Laut Trump verdient Joe Biden nicht einmal ein goldenes Porträt. Anstelle von Bidens Konterfei hängt an der Wand des Weißen Hauses das Bild eines „automatischen Stifts“, einer Maschine, mit der Staatsoberhäupter Unterschriften auf Regierungsdokumenten erleichtern
Eine Gedenktafel, die Präsident Obama gewidmet ist, beschreibt ihn als „eine der polarisierendsten politischen Persönlichkeiten in der amerikanischen Geschichte“ und macht ihn für die russische Annexion der Halbinsel Krim und die Ausbreitung des Islamischen Staates im Nahen Osten verantwortlich.
Obama wird auch als „Gemeinschaftsorganisator“ beschrieben und stellt fest, dass Trump seine Errungenschaften zunichte gemacht hat: „das schreckliche Atomabkommen mit dem Iran … und das einseitige Pariser Klimaabkommen“.

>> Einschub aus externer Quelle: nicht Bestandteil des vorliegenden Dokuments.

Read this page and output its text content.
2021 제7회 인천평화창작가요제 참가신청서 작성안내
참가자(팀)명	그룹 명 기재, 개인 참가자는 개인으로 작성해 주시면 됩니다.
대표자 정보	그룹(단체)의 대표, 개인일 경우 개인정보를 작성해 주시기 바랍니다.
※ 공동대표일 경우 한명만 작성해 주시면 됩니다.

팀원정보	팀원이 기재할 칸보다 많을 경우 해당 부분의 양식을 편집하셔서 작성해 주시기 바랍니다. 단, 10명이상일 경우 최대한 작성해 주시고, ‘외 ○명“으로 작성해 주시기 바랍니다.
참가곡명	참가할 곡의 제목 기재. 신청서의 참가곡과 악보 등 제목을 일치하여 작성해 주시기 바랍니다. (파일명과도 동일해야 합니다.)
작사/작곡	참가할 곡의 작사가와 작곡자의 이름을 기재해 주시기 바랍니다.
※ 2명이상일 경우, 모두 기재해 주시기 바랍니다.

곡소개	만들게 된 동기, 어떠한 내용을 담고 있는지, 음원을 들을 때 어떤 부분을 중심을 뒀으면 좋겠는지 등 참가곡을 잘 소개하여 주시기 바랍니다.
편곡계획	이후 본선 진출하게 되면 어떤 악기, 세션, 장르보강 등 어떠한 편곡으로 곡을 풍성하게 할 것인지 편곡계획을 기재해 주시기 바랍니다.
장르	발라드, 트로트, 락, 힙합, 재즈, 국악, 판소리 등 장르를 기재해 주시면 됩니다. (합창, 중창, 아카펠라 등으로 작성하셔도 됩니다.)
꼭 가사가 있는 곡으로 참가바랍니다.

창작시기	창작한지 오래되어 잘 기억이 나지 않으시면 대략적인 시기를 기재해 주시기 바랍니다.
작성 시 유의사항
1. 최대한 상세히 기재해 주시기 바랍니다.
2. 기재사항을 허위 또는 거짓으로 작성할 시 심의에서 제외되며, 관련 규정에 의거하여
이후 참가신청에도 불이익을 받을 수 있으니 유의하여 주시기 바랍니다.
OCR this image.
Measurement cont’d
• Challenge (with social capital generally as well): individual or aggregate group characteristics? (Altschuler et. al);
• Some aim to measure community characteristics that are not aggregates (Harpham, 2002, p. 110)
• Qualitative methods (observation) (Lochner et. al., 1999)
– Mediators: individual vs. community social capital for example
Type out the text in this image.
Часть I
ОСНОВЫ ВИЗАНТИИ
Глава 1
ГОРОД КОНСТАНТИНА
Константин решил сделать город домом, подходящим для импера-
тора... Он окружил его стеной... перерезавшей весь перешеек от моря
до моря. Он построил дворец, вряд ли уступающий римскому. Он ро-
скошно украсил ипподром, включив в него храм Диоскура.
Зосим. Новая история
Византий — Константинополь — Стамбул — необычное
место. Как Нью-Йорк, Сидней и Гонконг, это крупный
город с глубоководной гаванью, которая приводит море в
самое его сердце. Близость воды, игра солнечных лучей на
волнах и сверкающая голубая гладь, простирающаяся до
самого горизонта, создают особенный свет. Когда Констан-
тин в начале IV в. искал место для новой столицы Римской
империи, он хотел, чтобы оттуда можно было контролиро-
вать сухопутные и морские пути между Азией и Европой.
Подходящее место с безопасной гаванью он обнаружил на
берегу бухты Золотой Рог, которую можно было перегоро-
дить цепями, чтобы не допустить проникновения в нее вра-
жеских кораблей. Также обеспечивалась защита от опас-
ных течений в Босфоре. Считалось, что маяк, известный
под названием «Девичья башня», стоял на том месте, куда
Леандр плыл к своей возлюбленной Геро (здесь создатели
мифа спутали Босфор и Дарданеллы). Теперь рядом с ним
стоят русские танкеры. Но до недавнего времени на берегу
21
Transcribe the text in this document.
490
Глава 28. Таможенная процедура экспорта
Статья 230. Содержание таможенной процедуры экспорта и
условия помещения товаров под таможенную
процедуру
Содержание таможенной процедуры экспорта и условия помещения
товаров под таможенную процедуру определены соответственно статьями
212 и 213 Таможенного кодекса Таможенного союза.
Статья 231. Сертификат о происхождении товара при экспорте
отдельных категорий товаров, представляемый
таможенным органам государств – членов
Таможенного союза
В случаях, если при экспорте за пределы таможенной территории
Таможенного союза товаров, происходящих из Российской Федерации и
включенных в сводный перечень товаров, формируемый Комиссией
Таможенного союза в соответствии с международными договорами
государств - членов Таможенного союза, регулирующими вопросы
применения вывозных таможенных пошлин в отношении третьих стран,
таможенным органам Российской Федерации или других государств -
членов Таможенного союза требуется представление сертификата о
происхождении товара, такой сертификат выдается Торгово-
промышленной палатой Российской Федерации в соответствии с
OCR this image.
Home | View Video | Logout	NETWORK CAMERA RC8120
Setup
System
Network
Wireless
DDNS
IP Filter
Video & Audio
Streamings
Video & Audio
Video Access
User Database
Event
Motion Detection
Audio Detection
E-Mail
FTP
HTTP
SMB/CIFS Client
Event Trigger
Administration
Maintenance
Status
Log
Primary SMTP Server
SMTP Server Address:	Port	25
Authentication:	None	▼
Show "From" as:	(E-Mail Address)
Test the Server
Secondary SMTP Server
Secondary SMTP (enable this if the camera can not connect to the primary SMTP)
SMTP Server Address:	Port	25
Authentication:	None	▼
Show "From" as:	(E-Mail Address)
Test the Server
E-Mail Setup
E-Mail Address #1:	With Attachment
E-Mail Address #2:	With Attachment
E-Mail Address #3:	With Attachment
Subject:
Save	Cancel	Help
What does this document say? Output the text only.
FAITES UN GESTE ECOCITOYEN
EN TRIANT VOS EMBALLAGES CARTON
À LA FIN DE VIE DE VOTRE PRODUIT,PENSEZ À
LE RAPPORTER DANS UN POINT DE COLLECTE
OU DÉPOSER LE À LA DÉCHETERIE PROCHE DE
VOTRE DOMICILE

Es gibt auch Kritik an seinem republikanischen Landsmann George W. Bush, der auf seiner Plakette darauf vermerkt, dass er „Kriege in Afghanistan und im Irak begonnen hat, was beides nicht hätte passieren dürfen“.
Trump selbst sind in der Galerie gleich zwei Porträts gewidmet, eines für jede seiner Amtszeiten. In den Tafeln unter seinen eigenen Porträts, aber auch unter denen einiger seiner Vorgänger, scheute er bei der Beschreibung seiner eigenen Leistungen nicht mit Superlativen. Beispielsweise ist unter dem Porträt von Ronald Reagan zu lesen, dass der ehemalige Präsident „ein großer Fan von Donald Trump war, bevor er Präsident wurde“.
Die Begnadigung, die Gerald Ford Richard Nixon nach dem Watergate-Skandal gewährte, wird als „mutig“ bezeichnet, die Erfolge der Amtszeit von Bill Clinton werden dann dem republikanischen Kongress zugeschrieben und eine Jimmy Carter gewidmete Gedenktafel gibt eine düstere Bilanz seiner Präsidentschaft, stellt aber gleichzeitig fest, dass er „Großartiges für die Menschheit getan“ habe! nach seinem Ausscheiden aus dem Amt.